Manufacturers, users and researchers of rare earth elements from around the world have combined forces to create a Rare Earth Technology Alliance (RETA), and among its first plan of action is to map out an education and outreach strategy to enable its members cope with the supply shortages currently enveloping users of rare earths.
Rare earths are 17 vital elements needed to manufacture and maintain the operational efficiency of a wide number of modern technologies, including those in consumer electronics, computing and networking, clean energy, advanced transportation, energy efficient lighting, health care, environmental mitigation, and national defense.
The new organization, whose members include Arnold Magnetic Technologies, Avalon Rare Metals, Boulder Wind Power, Colorado School of Mines, General Electric, Global Tungsten & Powders, Great Western Minerals Group, Iowa State University, Molycorp, Montana Tech, Quest Rare Minerals, Rare Element Resources, and Solvay (Rhodia), targets to be the leading voice for the rare earth industry and a central resource for information about this vital sector.

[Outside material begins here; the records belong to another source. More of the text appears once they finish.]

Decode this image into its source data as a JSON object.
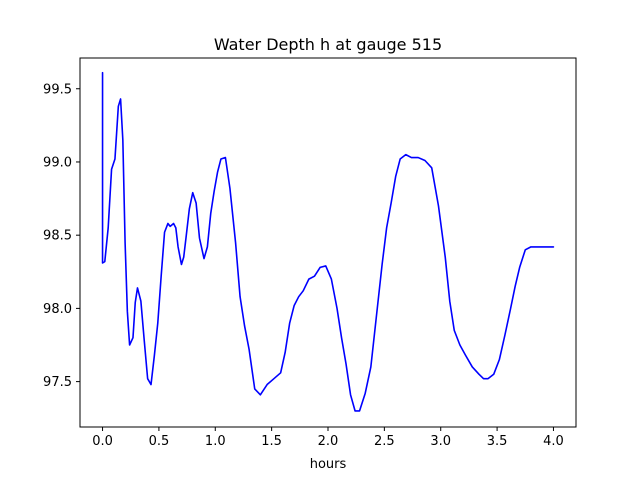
{
  "chart_data": {
    "type": "line",
    "title": "Water Depth h at gauge 515",
    "xlabel": "hours",
    "ylabel": "",
    "xlim": [
      -0.2,
      4.2
    ],
    "ylim": [
      97.19,
      99.71
    ],
    "xticks": [
      0.0,
      0.5,
      1.0,
      1.5,
      2.0,
      2.5,
      3.0,
      3.5,
      4.0
    ],
    "xtick_labels": [
      "0.0",
      "0.5",
      "1.0",
      "1.5",
      "2.0",
      "2.5",
      "3.0",
      "3.5",
      "4.0"
    ],
    "yticks": [
      97.5,
      98.0,
      98.5,
      99.0,
      99.5
    ],
    "ytick_labels": [
      "97.5",
      "98.0",
      "98.5",
      "99.0",
      "99.5"
    ],
    "grid": false,
    "line_color": "#0000ff",
    "series": [
      {
        "x": [
          0.0,
          0.0,
          0.02,
          0.05,
          0.08,
          0.11,
          0.14,
          0.16,
          0.18,
          0.2,
          0.22,
          0.24,
          0.27,
          0.29,
          0.31,
          0.34,
          0.37,
          0.4,
          0.43,
          0.46,
          0.49,
          0.52,
          0.55,
          0.58,
          0.6,
          0.63,
          0.65,
          0.67,
          0.7,
          0.72,
          0.74,
          0.77,
          0.8,
          0.83,
          0.86,
          0.9,
          0.93,
          0.96,
          0.99,
          1.02,
          1.05,
          1.09,
          1.13,
          1.18,
          1.22,
          1.26,
          1.3,
          1.35,
          1.4,
          1.46,
          1.52,
          1.58,
          1.62,
          1.66,
          1.7,
          1.74,
          1.78,
          1.83,
          1.88,
          1.93,
          1.98,
          2.03,
          2.08,
          2.12,
          2.16,
          2.2,
          2.24,
          2.28,
          2.33,
          2.38,
          2.43,
          2.48,
          2.52,
          2.56,
          2.6,
          2.64,
          2.69,
          2.74,
          2.8,
          2.86,
          2.92,
          2.98,
          3.04,
          3.08,
          3.12,
          3.17,
          3.22,
          3.28,
          3.34,
          3.38,
          3.42,
          3.47,
          3.52,
          3.57,
          3.62,
          3.66,
          3.7,
          3.75,
          3.8,
          3.86,
          3.92,
          4.0
        ],
        "y": [
          99.61,
          98.31,
          98.32,
          98.55,
          98.95,
          99.02,
          99.38,
          99.43,
          99.15,
          98.45,
          97.98,
          97.75,
          97.8,
          98.04,
          98.14,
          98.05,
          97.78,
          97.52,
          97.48,
          97.68,
          97.9,
          98.22,
          98.52,
          98.58,
          98.56,
          98.58,
          98.55,
          98.42,
          98.3,
          98.35,
          98.48,
          98.68,
          98.79,
          98.72,
          98.48,
          98.34,
          98.42,
          98.65,
          98.8,
          98.93,
          99.02,
          99.03,
          98.82,
          98.45,
          98.08,
          97.88,
          97.72,
          97.45,
          97.41,
          97.48,
          97.52,
          97.56,
          97.7,
          97.9,
          98.02,
          98.08,
          98.12,
          98.2,
          98.22,
          98.28,
          98.29,
          98.2,
          98.0,
          97.8,
          97.62,
          97.41,
          97.3,
          97.3,
          97.42,
          97.6,
          97.95,
          98.3,
          98.55,
          98.72,
          98.9,
          99.02,
          99.05,
          99.03,
          99.03,
          99.01,
          98.96,
          98.7,
          98.35,
          98.05,
          97.85,
          97.75,
          97.68,
          97.6,
          97.55,
          97.52,
          97.52,
          97.55,
          97.65,
          97.82,
          98.0,
          98.15,
          98.28,
          98.4,
          98.42,
          98.42,
          98.42,
          98.42
        ]
      }
    ]
  }
}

The international coalition of rare earth producers and processors, manufacturing companies and, academic and research leaders will be specifically dedicated to an education and outreach mission on rare earth elements and technologies.
"The rare earth industry will be facing many interesting challenges over the next few years, including growth of the markets, the creation of new supply chains, and the need for universities to develop technical and business leaders," Pierre Neatby of alliance member Avalon Rare Metals Inc., said in a statement.
The alliance "will help the industry meet its goals by achieving results that individual companies would have more difficulty achieving on their own."
RETA likewise aims to encourage the development of a healthy and competitive global market for rare earth elements.
The estimated size of the global rare earth sector is greater than $5 billion, according to RETA, with 120,000 - 130,000 tonnes of rare earth elements produced annually.